About TransAIR

What is TransAIR?

TransAIR aims to extend collaboration between the regional network of researchers from Bremen with scientists from the U.S. The project develops a transatlantic dialogue about artificial intelligence and robotics to facilitate the exchange of ideas about AI research, commercialization and public debate in Germany and the U.S. To support collaboration between the two countries, TransAIR plans to hold two conferences that bring together American and German scientists in this field. These events will help identify promising areas of potential cooperation within open research projects.

Why Bremen?

Bremen is a leading location for AI-based robotics. By combining AI with cognitive sciences and robotics, local institutions have become a core part of Germany’s scientific community, which covers the entire spectrum of AI research. Several hundred specialists from Bremen contribute to AI research and development at a globally competitive level. The most AI-focused institutions are the Robotics Group at the Institute of Artificial Intelligence (IAI) and the Collaborative Research Center EASE (CRC EASE), both at the University of Bremen, as well as the German Research Center for Artificial Intelligence (DFKI). In addition, a network of transfer-focused institutions, AI-based start-ups and well-established businesses is creating many innovative AI products and services.

TransAIR Beliefs

  • TransAIR’s main premise is that a transatlantic dialog provides the opportunity to share valuable insights and strengthen the entire AI community. Cooperating research institutions in the United States and Germany can achieve better results and develop new areas of expertise by building on each other’s strengths. An open research approach is best suited to facilitate this cooperation. 
  • TransAIR also believes that AI and Robotics are powerful technologies that will have many global applications. Therefore, cooperation between the two regions is inevitable.
  • TransAIR focuses on the field of AI-based robotics because of its enormous societal and commercial impact but also because it contains a multitude of difficult research challenges that can only be solved efficiently if the best minds work together.

TransAIR Vision & Mission

  • We envision growing a community around open research and innovation platforms.
  • One primary goal is to explore the United States’ strength in deep learning methods and Germany’s predominantly hybrid approach to see how we can utilize “the best of both worlds” for mutual benefit. Many American companies are very good at machine learning, while Germany contributes some of the leading research when the goal is to make AI robust and transparent with the addition of more classical methods involving symbols.
  • To promote these goals, we facilitate discussions on AI and robotics at conferences and workshops in the U.S.
  • We also offer transatlantic research opportunities through cooperation with German research projects.
  • We promote open research for AI-based robotics (open science, open source, open data, citizen science) and democratisation of AI.
  • TransAIR  also promotes ethical principles in regards to AI and robotics research due to its social implications.

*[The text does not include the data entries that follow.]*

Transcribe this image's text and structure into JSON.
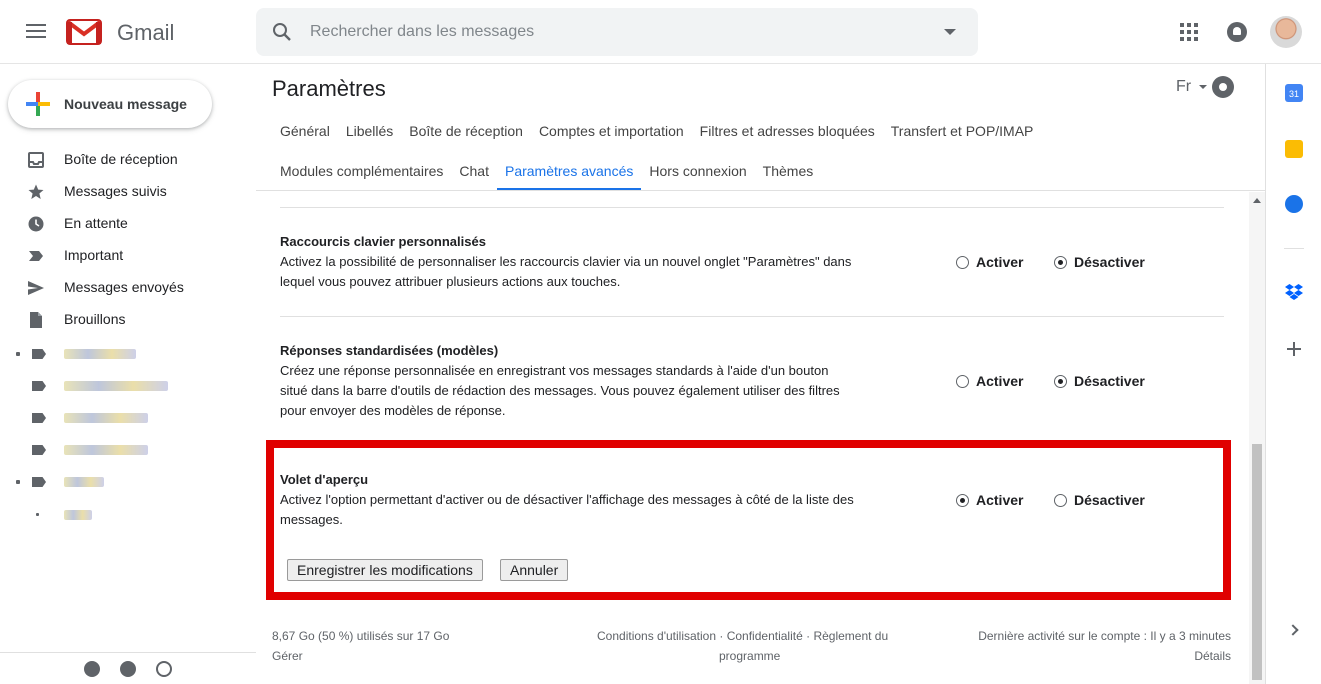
{
  "app": {
    "name": "Gmail"
  },
  "search": {
    "placeholder": "Rechercher dans les messages"
  },
  "compose": {
    "label": "Nouveau message"
  },
  "sidebar": {
    "items": [
      {
        "label": "Boîte de réception",
        "icon": "inbox-icon"
      },
      {
        "label": "Messages suivis",
        "icon": "star-icon"
      },
      {
        "label": "En attente",
        "icon": "clock-icon"
      },
      {
        "label": "Important",
        "icon": "important-icon"
      },
      {
        "label": "Messages envoyés",
        "icon": "send-icon"
      },
      {
        "label": "Brouillons",
        "icon": "draft-icon"
      }
    ],
    "bottom_icons": [
      "contacts-icon",
      "hangouts-icon",
      "phone-icon"
    ]
  },
  "settings": {
    "title": "Paramètres",
    "language": "Fr",
    "tabs_row1": [
      "Général",
      "Libellés",
      "Boîte de réception",
      "Comptes et importation",
      "Filtres et adresses bloquées",
      "Transfert et POP/IMAP"
    ],
    "tabs_row2": [
      "Modules complémentaires",
      "Chat",
      "Paramètres avancés",
      "Hors connexion",
      "Thèmes"
    ],
    "active_tab": "Paramètres avancés",
    "options": [
      {
        "title": "Raccourcis clavier personnalisés",
        "desc": "Activez la possibilité de personnaliser les raccourcis clavier via un nouvel onglet \"Paramètres\" dans lequel vous pouvez attribuer plusieurs actions aux touches.",
        "enable_label": "Activer",
        "disable_label": "Désactiver",
        "selected": "Désactiver"
      },
      {
        "title": "Réponses standardisées (modèles)",
        "desc": "Créez une réponse personnalisée en enregistrant vos messages standards à l'aide d'un bouton situé dans la barre d'outils de rédaction des messages. Vous pouvez également utiliser des filtres pour envoyer des modèles de réponse.",
        "enable_label": "Activer",
        "disable_label": "Désactiver",
        "selected": "Désactiver"
      },
      {
        "title": "Volet d'aperçu",
        "desc": "Activez l'option permettant d'activer ou de désactiver l'affichage des messages à côté de la liste des messages.",
        "enable_label": "Activer",
        "disable_label": "Désactiver",
        "selected": "Activer"
      }
    ],
    "save_label": "Enregistrer les modifications",
    "cancel_label": "Annuler"
  },
  "footer": {
    "storage": "8,67 Go (50 %) utilisés sur 17 Go",
    "manage": "Gérer",
    "terms": "Conditions d'utilisation",
    "privacy": "Confidentialité",
    "policy_line1": "Règlement du",
    "policy_line2": "programme",
    "separator": " · ",
    "last_activity": "Dernière activité sur le compte : Il y a 3 minutes",
    "details": "Détails"
  },
  "right_rail": {
    "calendar_day": "31",
    "icons": [
      "calendar-icon",
      "keep-icon",
      "tasks-icon",
      "dropbox-icon",
      "add-addon-icon"
    ]
  },
  "colors": {
    "accent": "#1a73e8",
    "highlight": "#e00000"
  }
}
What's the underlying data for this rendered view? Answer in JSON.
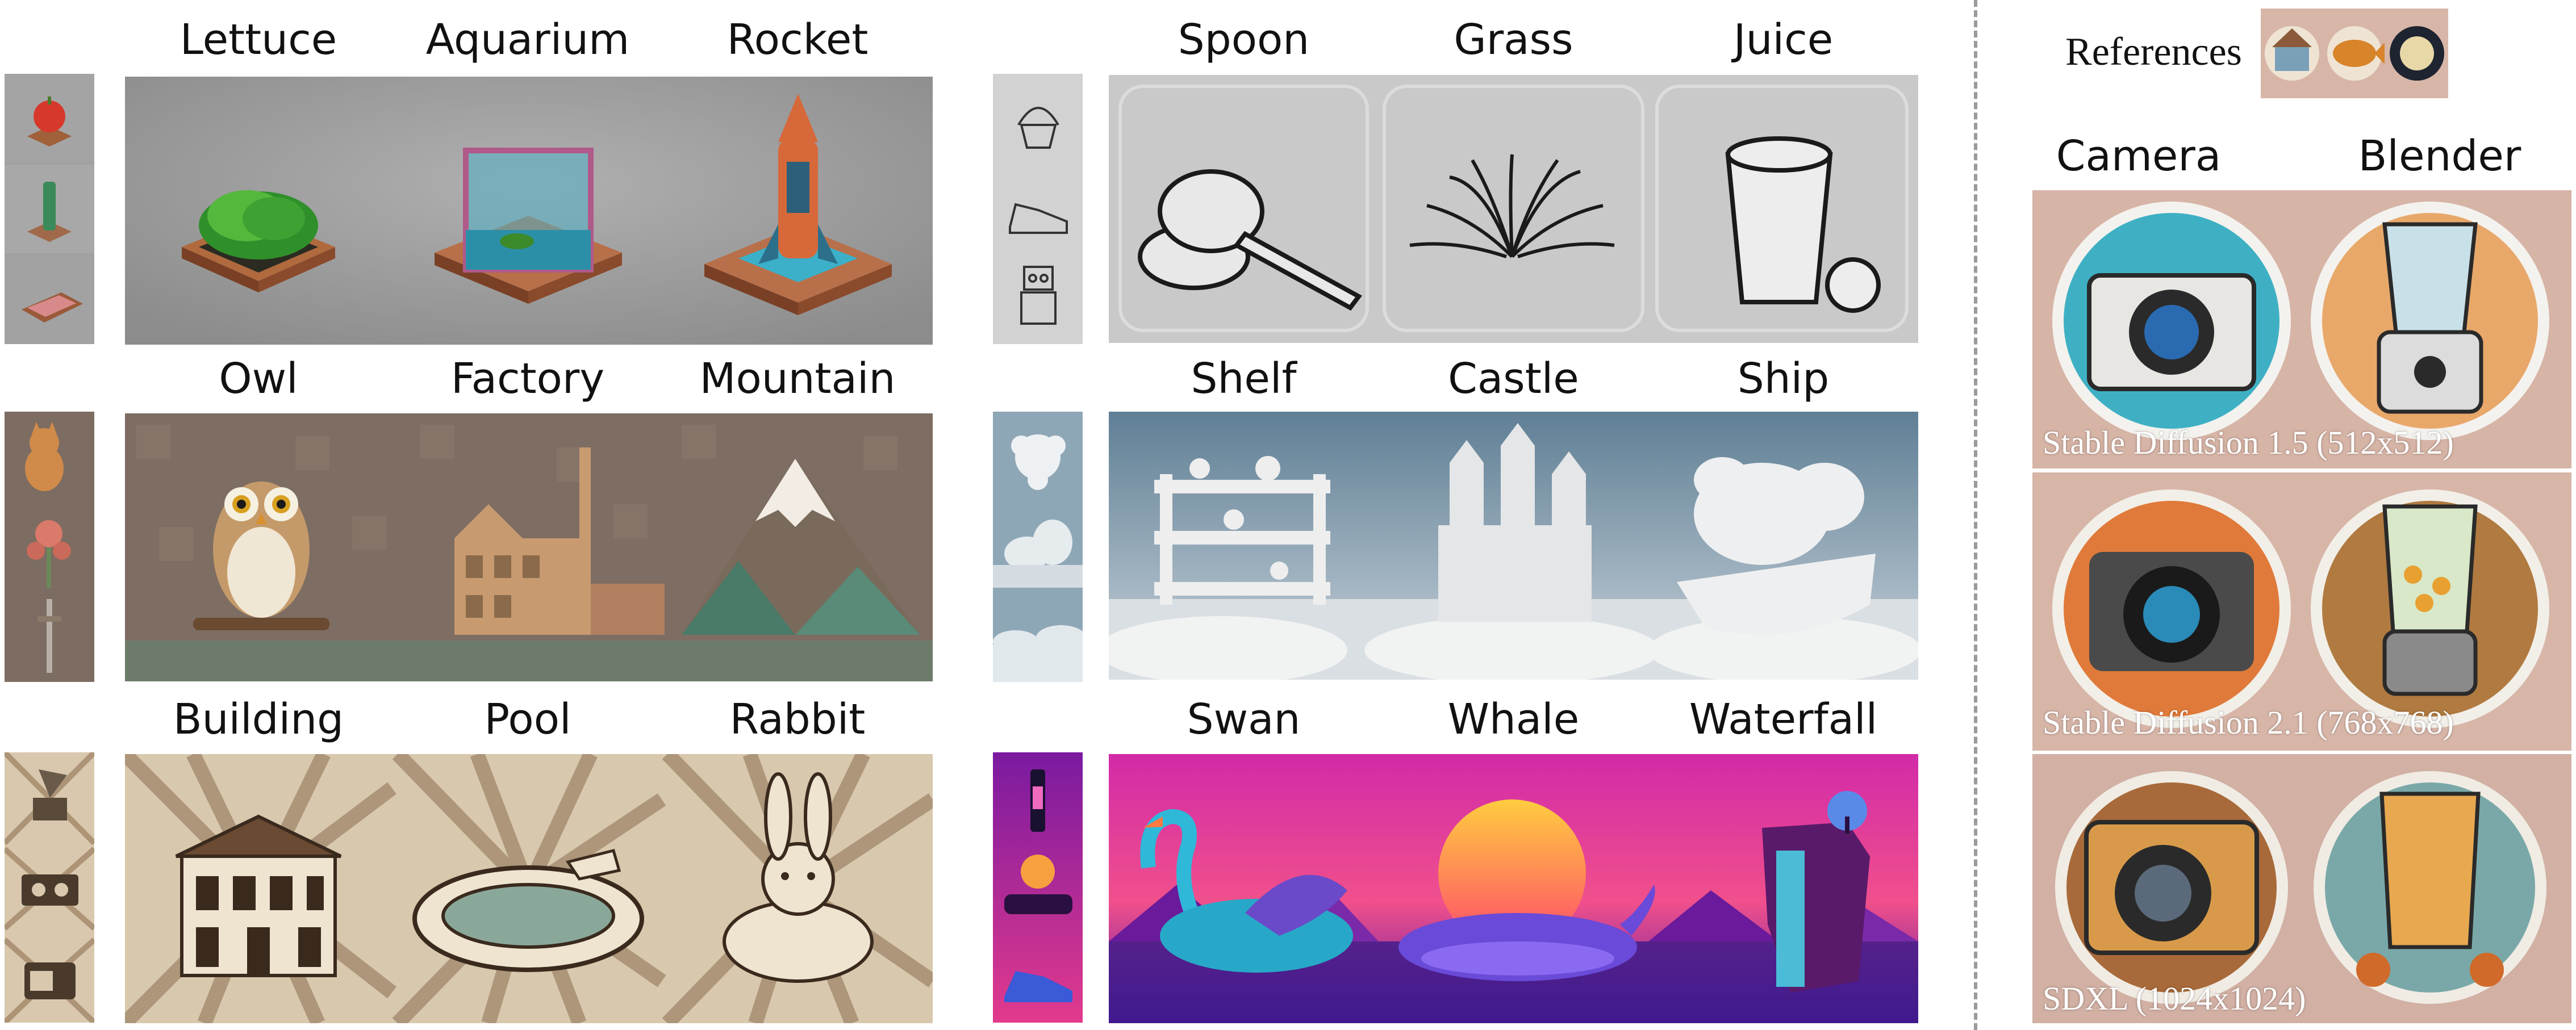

The vision at TransAIR is to ‘put Bremen on the map’ as one of the prime locations for top research in the field of AI-based robotics and robust AI, and to initiate collaborative work between Germany and the U.S.


Message from the Initiator

Dear members of the AI and robotics communities,

It is my pleasure to announce that our effort to build stronger bridges between the United States and Germany can now be advanced with increased intensity. Thanks to funding from two major government initiatives, the blossoming AI and robotics cluster in the Hanseatic City of Bremen and its surrounding areas has been starting a dialog with researchers and industry in the United States to identify common ground, differences, and collaboration opportunities. We’d be happy to have you onboard, too!

We think that the communities in the U.S. and Germany complement each other very well. In Bremen, for example, we take a highly integrated approach to AI and robotics. We combine conventional AI methods with powerful modern methods such as machine learning in order to make systems more robust and transparent. This approach lies at the heart of major research initiatives such as EASE and Knowledge4Retail. The city-state of Bremen is also the home of some of the world’s leading industry-focused research in the fields of space and underwater robotics. 

Despite a large number of brilliant research projects worldwide, we are convinced that there are still so many important questions to be investigated that it is necessary to collaborate rather than compete against one another. This is also the only way to keep state-of-the-art AI and robotics technology in the hands of the public, because individual research institutions cannot match the budgets of large corporations. We therefore strongly support the concept of Open Research and would be happy to see you build on anything we have developed! 

In this spirit, please get in touch if you would like to exchange ideas or work with us. We look forward to meeting as many of you as possible in person, especially at our upcoming events in the U.S.  

Prof. Michael Beetz

Initiator and project director TransAIR, a computer science professor at Universität Bremen and head of the Institute for Artificial Intelligence (IAI).